Many people think fraud is a victimless crime.
Whether it's bad checks or stolen credit card numbers, a bank usually ends up covering the losses.
But one Sioux Falls small business owner says fraud perpetrated on his account has put him out of business.
KELOLAND's Angela Kennecke investigates the reasons why and finds out why the wheels of justice turn so slowly in these kinds of cases.
You may remember "Honest Dan" from reports last year on KELOLAND News. Dan Iseminger showed us vandalized cars on his lo on West 12th street.
The Sioux Falls car dealer told us months of vandalism had resulted in nearly $100,000 in damages.
At the time, Iseminger told us he was determined to stay in business. But that all changed this spring when Iseminger ran into even more bad luck.
After getting his cars vandalized, Dan Iseminger just about threw in the towel on his new business.
“I was very close to calling it quits at that point because it was a very deep hole I got dug into," Iseminger said.
It was as if a black cloud were following him around because in March, something else happened at his West 12th Street car lot.
“A friend of mine stopped by and found me in the parking lot. He was the one that called 911 and literally saved my life. My head had been bashed in and I'm not sure what had happened because I don't remember a lot about it,” Iseminger said.
A couple months later, he discovered someone had stolen checks out of his office.

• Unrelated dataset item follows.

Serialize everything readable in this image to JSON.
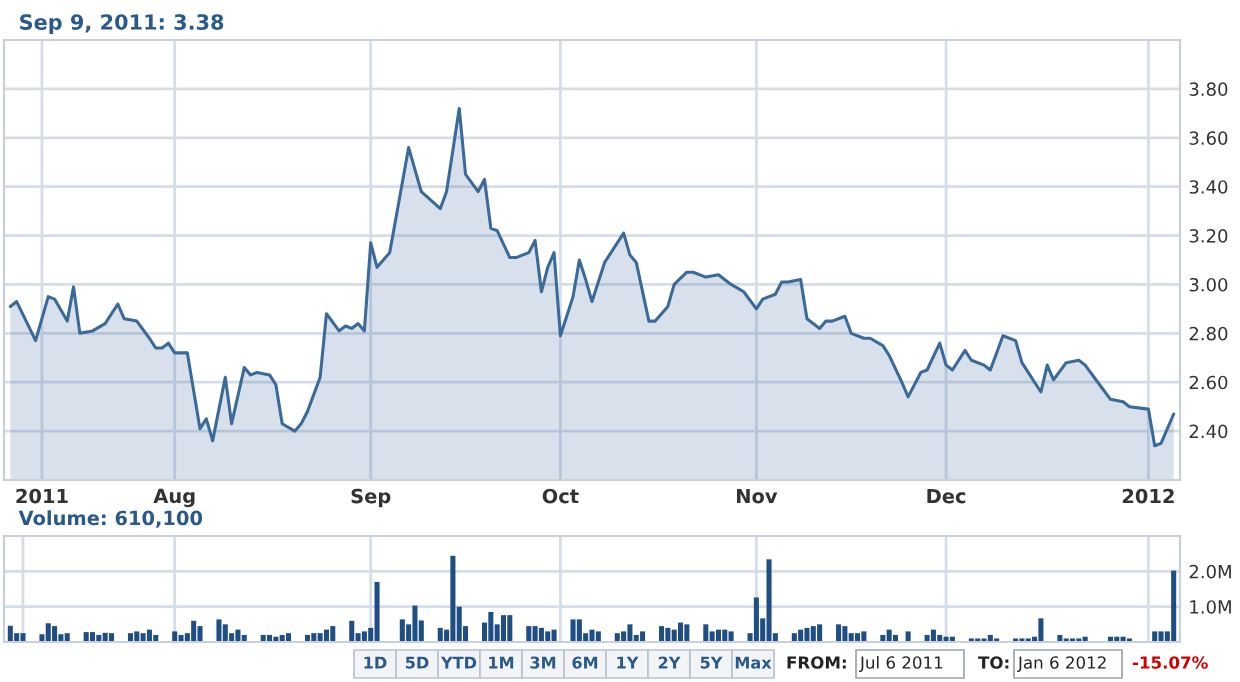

“And found out my accounts had been completely wiped out," Iseminger said.
The bank knew who'd written forged checks on his account.
“The bank had the video; the photos; they had the checks--they had everything. Called the police department and filed a police report. I thought it was going to be pretty much a cut and dried case," Iseminger said.
But it wasn't. Iseminger was out of funds and couldn't make good on his payment to his auto financing company.
“It was almost two months that I wasn't able to buy or sell any cars and so I had no income coming in and it drained me to the point where I had to close up. You expect when something like that happens, a crime that serious, that they would be arrested immediately and brought to jail," Iseminger said.
Police took his report on May 11, but it took until October for authorities to issue warrants.
Richard Knutson and Chelsey Bass are accused of writing three checks totaling more than $5,000 to themselves and cashing them at Service First locations just days before Iseminger reported the crime.
AK: Why did it take so long?
Dan Iseminger: “I'm not sure. That would be a question for the Minnehaha County State's Attorney's office,"
“Unfortunately we can't meet those expectations--with 17,800 open cases in this office we are overwhelmed and the caseloads are just too high to do swift justice and appropriate justice in every single case," Minnehaha County State's Attorney Aaron McGowan said.
According to court documents Bass even admitted to the crime to police.
“What their claim was is that it was a refund on cars I sold them. I never met either one in my life,” Iseminger said.
Bass was on Minnehaha County's most wanted website until this Wednesday morning when she turned herself.in. She has a long rap sheet and was also wanted on aggravated assault charges.
Richard Knutson made his initial appearance on grand theft charges just this week.
AK: The owner of Honest Dan's says your actions subsequently put him out of business...
Attorney Ken Tschetter:”No comment.”
They broke into my office, stole my checks, embezzled this money. In the end it cost me my business," Iseminger said.
Minnehaha County State's Attorney Aaron McGowan says his office's caseload is up 20 percent over last year, mostly fueled by crimes linked to meth. McGowan says his 21 attorneys average about 800 cases each.
The county turned down his request for four additional attorneys.
Police say they're overwhelmed as well. Fraud detective are working on 100 to 200 open fraud cases at a time.